So this was the result of my brainstorm. I’m not sure how soon it will be implemented, but I like the idea, so I suspect it will be coming soon.
Who Is This For?
This is for anyone like me, who has an educated reader base, and hence has more problems monetizing than would a standard “make money online” newbie blog. If your readers don’t click much(or buy even less), give this a try. Perhaps you’ll be surprised.
An All-Important Prequisite - Before I say anything else, I’ll say this: Be honest. Something I’ve been trying to do whenever I’m reviewing a service is to review the service, THEN find an affiliate program. It helps to create reviews of the software/product that are honest, and leave the user to their own decision. As soon as you completely whore a product, without mentioning any of the cons, your readerbase starts to lose trust in you, then you have nothing at all to work with.
There’s a reason we only have 3 banner ads rotating on this blog. I use them all before I promote them. This ensures there’s some quality standards, and increases trust. Sure, I could promote Google Payload, or TheRichSchoolBoy, but everything I’ve heard, and everything in my gut tells me that they’re absolutely, 100% full of shit.
The Idea - Monetize Your Ranking, Not Your Audience
This requires considerable skill, but pretty much the idea is that your product reviews(with affiliate programs of course) never actually hit your main blog feed. Instead, they’re fed into a sub-section that never hits the front page.
How Do I Get Money if I Don’t Market to My Readers?
First off, you probably will get a fair amount of user-based traffic. Use a CSS drop down menu of reviews. That way the reader knows what they’re getting, and doesn’t think you’re trying to con them out of anything. That kind of traffic is worth a LOT.
But most money won’t come from your audience. Most money will come from the ranking you can get from your readers. Look at it like this. Your readers link to your blog relatively frequently. So simply on the basis that your review is ON your site, and linked to somewhere from the home page, you can rank quite highly for their product name. So you are using(in a good way) your readers for the inlinks to your quality articles, to promote your other pages.

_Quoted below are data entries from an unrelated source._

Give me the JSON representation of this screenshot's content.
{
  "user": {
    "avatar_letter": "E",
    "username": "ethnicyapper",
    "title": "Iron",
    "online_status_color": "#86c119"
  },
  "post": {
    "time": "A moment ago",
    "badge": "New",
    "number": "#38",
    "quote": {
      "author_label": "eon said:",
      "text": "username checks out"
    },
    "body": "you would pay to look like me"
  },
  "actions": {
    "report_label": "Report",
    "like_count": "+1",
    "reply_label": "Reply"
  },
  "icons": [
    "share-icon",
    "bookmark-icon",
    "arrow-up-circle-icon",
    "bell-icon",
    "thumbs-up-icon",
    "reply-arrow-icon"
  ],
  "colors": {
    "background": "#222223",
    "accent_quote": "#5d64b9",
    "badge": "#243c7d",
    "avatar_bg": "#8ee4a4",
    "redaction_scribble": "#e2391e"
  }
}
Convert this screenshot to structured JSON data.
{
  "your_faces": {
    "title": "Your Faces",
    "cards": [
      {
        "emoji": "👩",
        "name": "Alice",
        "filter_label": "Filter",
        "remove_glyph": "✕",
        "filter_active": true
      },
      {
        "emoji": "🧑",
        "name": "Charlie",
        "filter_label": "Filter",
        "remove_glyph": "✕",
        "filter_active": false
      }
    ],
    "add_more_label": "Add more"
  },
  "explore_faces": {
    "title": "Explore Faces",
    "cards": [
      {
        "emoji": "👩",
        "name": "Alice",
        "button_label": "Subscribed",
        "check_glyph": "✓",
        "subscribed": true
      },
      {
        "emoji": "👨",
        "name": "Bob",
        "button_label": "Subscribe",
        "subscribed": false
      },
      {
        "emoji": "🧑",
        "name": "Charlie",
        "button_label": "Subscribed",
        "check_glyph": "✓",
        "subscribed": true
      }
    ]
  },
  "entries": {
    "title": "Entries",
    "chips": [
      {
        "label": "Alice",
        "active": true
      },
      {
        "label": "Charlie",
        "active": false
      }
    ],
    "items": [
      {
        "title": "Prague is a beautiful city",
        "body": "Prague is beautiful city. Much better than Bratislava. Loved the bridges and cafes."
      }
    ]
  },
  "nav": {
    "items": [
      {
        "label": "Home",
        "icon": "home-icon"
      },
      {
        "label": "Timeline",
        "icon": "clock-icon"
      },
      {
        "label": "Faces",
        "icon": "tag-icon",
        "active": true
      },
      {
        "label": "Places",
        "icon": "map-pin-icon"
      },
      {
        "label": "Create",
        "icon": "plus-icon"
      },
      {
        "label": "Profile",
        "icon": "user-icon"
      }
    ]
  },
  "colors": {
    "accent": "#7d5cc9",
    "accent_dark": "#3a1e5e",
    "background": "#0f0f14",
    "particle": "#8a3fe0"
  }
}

Beyond that, if you write about something related to a product you reviewed, feel free to link to it in the post. You’ll get proper anchor text, and possibly a few interested parties.
Why Would the Searcher Click on Me, Instead of The Real Product Site?
If you properly indicate that this is a review of the product, you’ll be surprised. What sane person, who is about to spit out cash for a program or service, would not want to read a review first? If you can swing a #2 ranking, right in behind the publisher itself, it is entirely possible to get more traffic than the product itself gets for that search.
Can I Really Rank Off of Nothing But Internal Links?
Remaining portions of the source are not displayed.